5 Replies to “Un remède pire que le mal.”

  1. Ils auraient pu faire le même article avec la lithiase urique. Cette maladie est aussi en augmentation aussi, ce qui est logique puisqu’on parle toujours d’acide urique. La prévention est simple: maigrir, moins de sucre rapide, activité physique.
    Il y a un lien fort entre acide urique et syndrome métabolique, il est probable qu’un de ces quatre l’acide urique arrive dans la définition du syndrome métabolique.
    Concernant l’arrivée du nouvel hypouricemiant, qui n’est pas une solution exceptionnelle (voir une monographie dans Prescrire), il faut mettre en parrallèle le cout de l’allopurinol par jour: 6 à 11 centimes d’euros.

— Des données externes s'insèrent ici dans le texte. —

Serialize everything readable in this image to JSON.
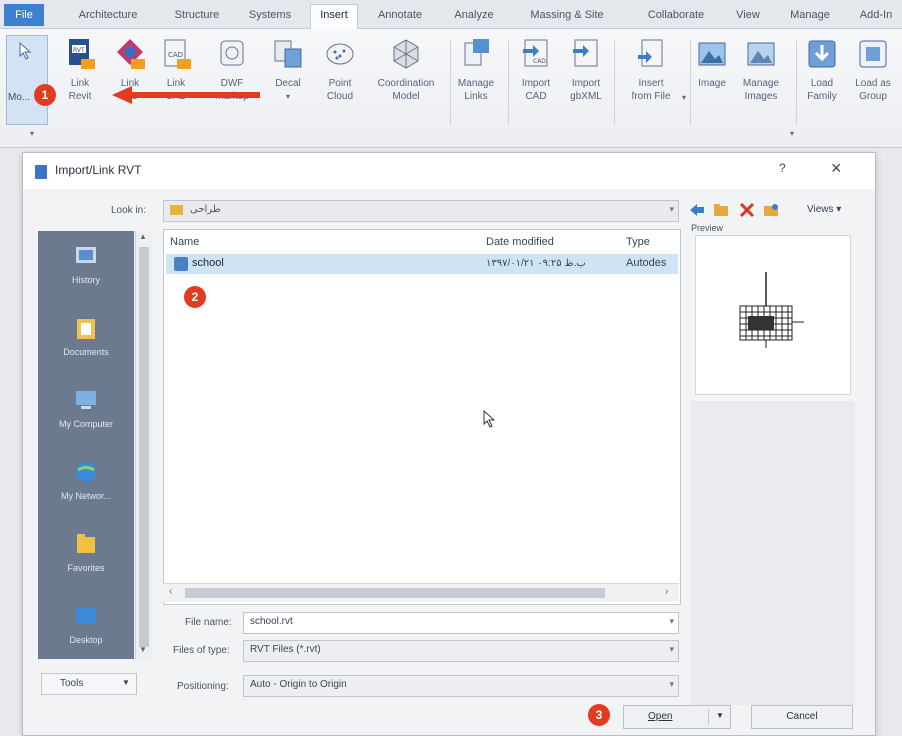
{
  "ribbon": {
    "tabs": [
      "File",
      "Architecture",
      "Structure",
      "Systems",
      "Insert",
      "Annotate",
      "Analyze",
      "Massing & Site",
      "Collaborate",
      "View",
      "Manage",
      "Add-In"
    ],
    "active_tab": "Insert",
    "modify_label": "Mo...",
    "buttons": [
      {
        "label": "Link\nRevit"
      },
      {
        "label": "Link\nIFC"
      },
      {
        "label": "Link\nCAD"
      },
      {
        "label": "DWF\nMarkup"
      },
      {
        "label": "Decal"
      },
      {
        "label": "Point\nCloud"
      },
      {
        "label": "Coordination\nModel"
      },
      {
        "label": "Manage\nLinks"
      },
      {
        "label": "Import\nCAD"
      },
      {
        "label": "Import\ngbXML"
      },
      {
        "label": "Insert\nfrom File"
      },
      {
        "label": "Image"
      },
      {
        "label": "Manage\nImages"
      },
      {
        "label": "Load\nFamily"
      },
      {
        "label": "Load as\nGroup"
      }
    ]
  },
  "annotations": {
    "step1": "1",
    "step2": "2",
    "step3": "3",
    "accent": "#e33a22"
  },
  "dialog": {
    "title": "Import/Link RVT",
    "help": "?",
    "close": "×",
    "look_in_label": "Look in:",
    "look_in_value": "طراحی",
    "views_label": "Views",
    "places": [
      "History",
      "Documents",
      "My Computer",
      "My Networ...",
      "Favorites",
      "Desktop"
    ],
    "columns": {
      "name": "Name",
      "date": "Date modified",
      "type": "Type"
    },
    "files": [
      {
        "name": "school",
        "date": "۱۳۹۷/۰۱/۲۱ ب.ظ ۰۹:۲۵",
        "type": "Autodes"
      }
    ],
    "preview_label": "Preview",
    "file_name_label": "File name:",
    "file_name_value": "school.rvt",
    "file_type_label": "Files of type:",
    "file_type_value": "RVT Files (*.rvt)",
    "positioning_label": "Positioning:",
    "positioning_value": "Auto - Origin to Origin",
    "tools_label": "Tools",
    "open_label": "Open",
    "cancel_label": "Cancel"
  }
}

Une sacré différence. J’attends avec impatience de voir comment sera prescrit le febuxostat.

  2. >Stéphane: l’article semble dire que l’allopurinol est CI chez les insuffisants rénaux, ce qui justifierait la sortie du nouveau. La BCB et le Vidal parlent de précautions d’emploi. Comment tu fais en pratique? Tu l’arrêtes à quel clairance (si tu l’arrêtes).

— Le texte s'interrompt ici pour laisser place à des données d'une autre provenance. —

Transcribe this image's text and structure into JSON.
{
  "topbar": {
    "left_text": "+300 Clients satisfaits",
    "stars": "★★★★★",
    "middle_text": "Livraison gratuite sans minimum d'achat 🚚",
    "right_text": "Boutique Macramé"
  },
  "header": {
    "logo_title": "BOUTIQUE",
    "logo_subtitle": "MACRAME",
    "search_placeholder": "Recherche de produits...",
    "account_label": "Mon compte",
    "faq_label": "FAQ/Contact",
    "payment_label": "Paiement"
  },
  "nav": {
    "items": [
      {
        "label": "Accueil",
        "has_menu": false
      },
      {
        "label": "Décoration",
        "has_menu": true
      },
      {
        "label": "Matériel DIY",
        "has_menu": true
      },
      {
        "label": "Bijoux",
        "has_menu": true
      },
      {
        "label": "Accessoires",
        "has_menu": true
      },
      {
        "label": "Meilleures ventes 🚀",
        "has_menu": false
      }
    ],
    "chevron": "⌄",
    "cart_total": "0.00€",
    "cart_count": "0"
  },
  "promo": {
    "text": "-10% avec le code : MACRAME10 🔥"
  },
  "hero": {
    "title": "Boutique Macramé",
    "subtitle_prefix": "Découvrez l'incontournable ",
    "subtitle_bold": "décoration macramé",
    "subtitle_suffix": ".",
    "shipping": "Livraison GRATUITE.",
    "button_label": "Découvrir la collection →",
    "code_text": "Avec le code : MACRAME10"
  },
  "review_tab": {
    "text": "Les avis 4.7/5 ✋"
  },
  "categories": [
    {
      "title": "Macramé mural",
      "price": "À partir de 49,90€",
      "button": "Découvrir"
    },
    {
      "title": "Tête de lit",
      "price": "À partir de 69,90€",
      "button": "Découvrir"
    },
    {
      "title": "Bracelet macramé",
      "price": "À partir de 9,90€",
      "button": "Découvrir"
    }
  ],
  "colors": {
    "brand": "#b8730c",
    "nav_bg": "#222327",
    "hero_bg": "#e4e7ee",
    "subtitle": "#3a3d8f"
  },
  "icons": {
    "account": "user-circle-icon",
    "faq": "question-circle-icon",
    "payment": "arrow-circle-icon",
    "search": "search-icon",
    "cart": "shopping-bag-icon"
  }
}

    >DV: on revient à la médecine du XVIIIème!
    « C’est le remède des remèdes, je l’ai toujours
    vu appliquer avec succès. Dans mon enfance, les
    médecins ne droguaient pas leurs malades comme
    ils le font aujourd’hui. La diète, la diète, la diète,
    c’était leur grand remède.
    »
    Étrange de se dire que nos excès doivent idéalement nous faire revenir à une médecine d’il y a trois siècles.

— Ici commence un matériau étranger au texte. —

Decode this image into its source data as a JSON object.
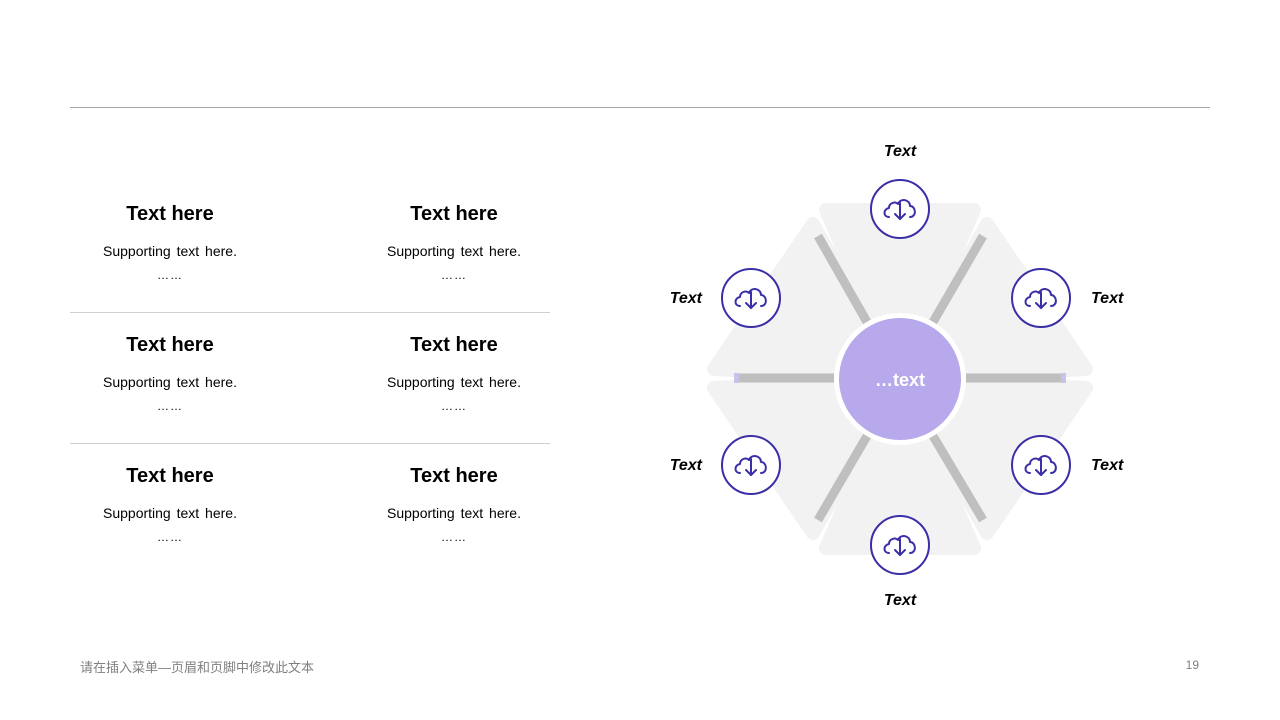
{
  "cells": [
    {
      "title": "Text here",
      "sub": "Supporting text here.",
      "dots": "……"
    },
    {
      "title": "Text here",
      "sub": "Supporting text here.",
      "dots": "……"
    },
    {
      "title": "Text here",
      "sub": "Supporting text here.",
      "dots": "……"
    },
    {
      "title": "Text here",
      "sub": "Supporting text here.",
      "dots": "……"
    },
    {
      "title": "Text here",
      "sub": "Supporting text here.",
      "dots": "……"
    },
    {
      "title": "Text here",
      "sub": "Supporting text here.",
      "dots": "……"
    }
  ],
  "diagram": {
    "center": "…text",
    "labels": [
      "Text",
      "Text",
      "Text",
      "Text",
      "Text",
      "Text"
    ],
    "icon": "cloud-download-icon",
    "colors": {
      "accent": "#3a2fa6",
      "center_fill": "#b7a9eb",
      "panel": "#f2f2f2",
      "spoke": "#bfbfbf"
    }
  },
  "footer": {
    "text": "请在插入菜单—页眉和页脚中修改此文本",
    "page": "19"
  }
}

    1. On peut utiliser l’allopurinol chez les IRC. Il n’y a pas de limites de DFG clair. Certains patients avec moins de 10ml/mn le supportent très bien. C’est en général bien toléré. Je dois reconnaitre que je l’utilise peu finalement.A tort peut être mais c’est une autre discussion. Il faut juste faire attention avec la coprescription d’azathioprine.
      De toute façon il ne me semble pas que pour le nouveau il y ait eu d’évaluation spécifique chez l’IR. Et pour la troisième molécule, c’est du bon vieux (pas si vieux en fait) fasturtec et ça coute la peau des fesses.